No mesmo período, o artigo de Alberto Luiz Schneider, do departamento de História da PUC-SP, intitulado Os paulistas e os outros: fama e infâmia na representação dos moradores da capitania de São Paulo nas letras dos séculos XVII e XVIII, dá a conhecer as múltiplas dimensões de alteridade entre os paulistas a partir da legenda negra, que associava os estes personagens à rebeldia, à mestiçagem, logo ao “sangue infecto”. Esta era uma imagem produzida por jesuítas e intelectuais, que identificavam nas gentes de São Paulo – ou da Rochela paulista, fazendo referência a La Rochelle, o bastião protestante da França – colonos ingovernáveis, entendidos até mesmo como um grupo étnico distinto. O autor reconstrói em seu texto, com erudição e sensibilidade analítica, alguns aspectos da formulação dessa imagem dos paulistas fazendo também uma leitura da reconstrução dessa legenda negra realizada por intelectuais como Frei Gaspar da Madre de Deus e Pedro Taques, criando o mito do paulista brioso, valente e arrojado, o herói bandeirante, cujas estátuas manchadas de tinta vermelha são de incômoda atualidade.

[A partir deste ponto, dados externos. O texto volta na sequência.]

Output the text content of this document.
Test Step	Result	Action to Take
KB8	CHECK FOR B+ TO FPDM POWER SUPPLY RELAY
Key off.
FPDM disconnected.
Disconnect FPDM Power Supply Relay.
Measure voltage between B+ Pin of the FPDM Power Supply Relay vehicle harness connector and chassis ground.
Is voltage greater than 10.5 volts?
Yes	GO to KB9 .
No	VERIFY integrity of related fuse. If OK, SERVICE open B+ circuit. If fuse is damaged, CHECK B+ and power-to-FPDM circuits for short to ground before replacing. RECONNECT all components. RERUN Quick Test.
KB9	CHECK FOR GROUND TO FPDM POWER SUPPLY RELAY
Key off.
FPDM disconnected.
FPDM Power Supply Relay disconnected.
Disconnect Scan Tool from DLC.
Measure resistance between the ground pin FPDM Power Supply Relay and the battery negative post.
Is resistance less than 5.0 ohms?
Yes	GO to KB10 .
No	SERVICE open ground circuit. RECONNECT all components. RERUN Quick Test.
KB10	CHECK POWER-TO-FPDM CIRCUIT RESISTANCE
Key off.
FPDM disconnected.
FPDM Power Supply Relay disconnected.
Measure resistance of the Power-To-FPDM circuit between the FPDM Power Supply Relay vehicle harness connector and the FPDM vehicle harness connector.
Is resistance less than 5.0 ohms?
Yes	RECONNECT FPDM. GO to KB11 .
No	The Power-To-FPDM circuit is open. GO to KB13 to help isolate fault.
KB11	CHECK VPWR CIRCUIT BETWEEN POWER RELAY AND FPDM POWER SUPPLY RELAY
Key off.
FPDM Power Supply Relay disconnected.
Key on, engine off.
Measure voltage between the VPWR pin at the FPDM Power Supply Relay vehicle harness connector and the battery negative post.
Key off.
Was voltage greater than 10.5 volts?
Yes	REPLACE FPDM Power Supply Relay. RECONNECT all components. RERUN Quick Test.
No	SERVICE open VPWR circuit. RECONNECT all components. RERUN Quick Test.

Na sequência, entramos no território paulistano, para conhecer sobre a presença de negros e negras no centro da cidade, no último quartel do século XIX e início do XX. O artigo de Fabia Barbosa Ribeiro, professora da Universidade da Integração Internacional da Lusofonia Afro-Brasileira (UNILAB), intitula-se Vivências negras na cidade de São Paulo: entre territórios de exclusão e sociabilidade. Baseado em fontes orais, aborda as sociabilidades negras em torno dos homens e mulheres da Irmandade de Nossa Senhora do Rosário dos Homens Pretos de São Paulo. As entrevistas realizadas pela autora dão conta de mostrar como ocorriam as circulações pelo espaço, as atrações frequentadas e os preconceitos enfrentados pelos negras e negras no centro da cidade no período mencionado. Ademais, Fabia Barbosa deslinda o tema da permanência de africanos e afrodescendentes no centro da cidade, criando uma ligação entre a virada do século XIX para o XX – quando foi marcante a presença de ex-escravos que sofriam com as políticas de urbanização e as discriminações amparadas na visão do determinismo biológico – e a entrada no XXI, momento de retomada de fluxo da imigração de africanos e haitianos. Ontem, como hoje, tais personagens foram / são olhados como Outros, como estranhos e subalternos, o que leva a autora a considerar que estão em diálogo permanente com a situação da alteridade.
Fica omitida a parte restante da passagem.